Novavax was effective in 49% of people trialed with mild to moderate symptoms. Meanwhile, Sinopharm's vaccine proved to be effective in lab trials, according to the health presentation on Sunday evening.


The AstraZeneca vaccine has a six-month expiry period. But it is still early days of our tests. According to public health specialist Kerrin Begg, the reason is because the vaccines we currently have only have study data for six months. As stability data becomes available for longer periods, so the expiry dates can be extended by manufacturers. We will have a better understanding of timelines around its efficacy.


The speed at which we've had to manufacture, test and distribute a vaccine worldwide is unprecedented. The only information we have is from day-to-day trials - everything we are learning is happening as we are dealing with the virus. It is impossible to anticipate any of this information as tests are being conducted on the go while the virus is mutating. This form of trial and study is how most vaccines are created. Scientists confirmed on Sunday that even though the vaccine wasn't as effective in mild to moderate symptoms, the vaccine could still be effective in preventing more severe COVID-19 cases.
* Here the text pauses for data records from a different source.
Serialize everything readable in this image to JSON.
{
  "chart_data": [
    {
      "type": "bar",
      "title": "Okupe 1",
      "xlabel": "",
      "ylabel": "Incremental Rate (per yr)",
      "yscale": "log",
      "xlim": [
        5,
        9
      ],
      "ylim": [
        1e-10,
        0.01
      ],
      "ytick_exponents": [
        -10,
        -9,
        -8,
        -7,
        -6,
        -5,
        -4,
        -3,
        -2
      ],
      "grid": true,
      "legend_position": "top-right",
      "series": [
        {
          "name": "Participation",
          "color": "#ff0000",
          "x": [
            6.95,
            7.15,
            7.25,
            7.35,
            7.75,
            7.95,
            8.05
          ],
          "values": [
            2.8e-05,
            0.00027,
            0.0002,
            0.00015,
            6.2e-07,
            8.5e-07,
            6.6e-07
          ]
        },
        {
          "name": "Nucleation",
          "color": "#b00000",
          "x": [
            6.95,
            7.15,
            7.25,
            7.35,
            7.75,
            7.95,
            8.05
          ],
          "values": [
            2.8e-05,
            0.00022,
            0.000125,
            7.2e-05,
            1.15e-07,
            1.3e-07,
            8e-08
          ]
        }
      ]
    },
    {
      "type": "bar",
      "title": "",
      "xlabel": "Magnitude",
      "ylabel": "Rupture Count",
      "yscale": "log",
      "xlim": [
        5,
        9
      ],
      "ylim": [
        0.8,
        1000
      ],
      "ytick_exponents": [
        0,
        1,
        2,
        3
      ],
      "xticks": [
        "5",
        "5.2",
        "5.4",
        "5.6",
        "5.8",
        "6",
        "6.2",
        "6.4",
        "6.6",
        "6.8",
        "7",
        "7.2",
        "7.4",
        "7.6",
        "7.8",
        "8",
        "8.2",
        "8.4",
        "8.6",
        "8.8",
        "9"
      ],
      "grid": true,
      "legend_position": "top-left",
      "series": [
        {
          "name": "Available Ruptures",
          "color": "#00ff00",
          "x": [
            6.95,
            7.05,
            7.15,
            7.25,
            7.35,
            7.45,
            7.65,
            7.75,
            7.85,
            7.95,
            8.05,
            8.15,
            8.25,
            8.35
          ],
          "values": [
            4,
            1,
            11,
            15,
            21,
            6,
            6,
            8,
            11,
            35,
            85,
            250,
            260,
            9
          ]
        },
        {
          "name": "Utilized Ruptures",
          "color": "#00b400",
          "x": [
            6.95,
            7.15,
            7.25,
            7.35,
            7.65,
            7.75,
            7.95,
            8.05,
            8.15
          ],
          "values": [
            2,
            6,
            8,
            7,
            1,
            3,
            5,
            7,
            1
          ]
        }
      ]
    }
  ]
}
Andrew Pollard, professor of Pediatric Infection and Immunity and chief investigator on the Oxford vaccine trial, said through the Wits statement: “This study confirms that the pandemic coronavirus will find ways to continue to spread in vaccinated populations, as expected, but, taken with the promising results from other studies in South Africa, such as those using a similar viral vector, vaccines may continue to ease the toll on health care systems by preventing severe disease.”